The entertainment and leisure sector forms a key part of the commercial sector, that includes businesses such as:
– Theatres
– Music Venues
– Bowling Alleys
– Cinemas
– Gyms
– Sports Centres
– Pubs and Night Clubs

Given the wide variety of uses and design requirements, each building or space will need to implement acoustic solutions and treatments to improve the acoustic environment to required levels.  This can make the entertainment and leisure sector particularly challenging especially when more than one use is needed within the same space or building..

Entertainment and Leisure | Cinemas
Treating music spaces

Multiple uses within a single building

For music venues built as part of a community project it is not uncommon for the building to consist of a main performance hall, one or more practice rooms, a recording studio, office and even a small café or coffee shop.

Each area, will need to have different room acoustics and sound cannot be allowed to travel between both horizontal (floors and ceilings) and vertical partitions (walls, doors and windows).

Given the varying degrees of sound levels and frequencies will be present a clear we need to have a clear understanding on how the building will perform. The sound from one area can affect other areas that are not directly joined together through ‘structure-borne’ noise transference. It is key that we plan the layout of the building to meet these requirements at planning stage.

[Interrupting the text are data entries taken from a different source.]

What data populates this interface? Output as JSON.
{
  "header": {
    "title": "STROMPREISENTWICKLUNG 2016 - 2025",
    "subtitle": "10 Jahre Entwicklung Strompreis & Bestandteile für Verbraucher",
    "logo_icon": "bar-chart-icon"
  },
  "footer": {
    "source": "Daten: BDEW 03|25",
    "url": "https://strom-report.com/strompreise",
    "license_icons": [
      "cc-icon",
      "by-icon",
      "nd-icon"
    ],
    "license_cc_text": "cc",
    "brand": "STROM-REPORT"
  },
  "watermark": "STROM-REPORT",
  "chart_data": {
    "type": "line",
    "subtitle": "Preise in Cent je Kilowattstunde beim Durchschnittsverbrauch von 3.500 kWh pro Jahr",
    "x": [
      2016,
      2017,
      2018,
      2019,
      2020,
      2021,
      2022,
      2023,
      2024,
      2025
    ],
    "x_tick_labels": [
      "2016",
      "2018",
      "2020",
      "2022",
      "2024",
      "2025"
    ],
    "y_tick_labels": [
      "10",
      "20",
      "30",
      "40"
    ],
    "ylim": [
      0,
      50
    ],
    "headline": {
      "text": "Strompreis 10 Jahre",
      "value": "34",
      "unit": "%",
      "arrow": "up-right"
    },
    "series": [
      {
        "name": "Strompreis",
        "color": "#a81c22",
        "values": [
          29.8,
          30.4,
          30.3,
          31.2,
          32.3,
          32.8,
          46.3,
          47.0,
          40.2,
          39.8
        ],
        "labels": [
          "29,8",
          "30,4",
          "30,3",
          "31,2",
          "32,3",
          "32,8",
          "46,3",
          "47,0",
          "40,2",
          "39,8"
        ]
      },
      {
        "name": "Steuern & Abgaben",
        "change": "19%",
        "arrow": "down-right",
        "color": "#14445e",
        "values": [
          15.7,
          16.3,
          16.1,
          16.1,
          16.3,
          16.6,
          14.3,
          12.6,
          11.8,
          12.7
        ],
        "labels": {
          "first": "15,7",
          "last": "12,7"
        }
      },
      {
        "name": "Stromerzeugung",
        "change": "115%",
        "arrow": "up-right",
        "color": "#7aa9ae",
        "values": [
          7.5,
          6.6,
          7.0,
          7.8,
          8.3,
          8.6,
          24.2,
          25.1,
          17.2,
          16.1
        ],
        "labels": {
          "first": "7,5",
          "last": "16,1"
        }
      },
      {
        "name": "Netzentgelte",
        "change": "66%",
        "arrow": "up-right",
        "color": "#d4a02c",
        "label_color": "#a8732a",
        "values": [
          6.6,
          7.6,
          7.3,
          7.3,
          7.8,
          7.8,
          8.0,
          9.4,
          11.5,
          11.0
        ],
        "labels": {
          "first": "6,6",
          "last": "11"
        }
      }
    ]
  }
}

Controlling noise and vibration

Sound Insulation and reverberation are critical to these spaces performing both as individual areas as well as a complete building. The use of the building normally dictates the levels required to be met.

Vibration is another key element that needs to be considered at planning stage. Some activities may result in noise through vibration that can travel as structure-borne noise and be heard in locations at great distances from the source.

Whilst the finished build can be tested for vibration, sound insulation and reverberation, upon completion, the remedial work costs can be both expensive and time consuming. Remedial works are normally required as a result of ineffective planning, incorrect material specification and poor installation.

Critical listening spaces may also need to take in to account acoustic aspects such diffusion, room mode and, anti-vibration measures.

Entertainment and Leisure | Gyms
Entertainments and Leisure | Theatres

Achieving the perfect acoustic environment

The solution could be as simple as adding a small amount of material to help control reverberation.

Spaces such as gyms may find that the main cause of noise is created through weights and equipment being dropped on to a hard floor. Whilst reverberation may be an issue the key problem would be impact noise and vibration.
By introducing suitable impact resistant flooring, anti-vibration measures and careful planning this noise can be reduced to acceptable levels. 

It may be so complex that it takes acoustic modelling and computer simulation to prove a design concept is both viable and cost effective. This is an option where different spaces require different performance criteria or when multiple levels are required.


Where noise becomes an issue complaints may be made and the local council may become involved. Additional advice can be found on the Government’s website on how councils may deal with noise nuisances and complaints.
To resolve complaints Environmental Noise Assessments may need to be carried out to identify the scale of the issue. This type of assessment is normally required where local residents or others are affected within the local area.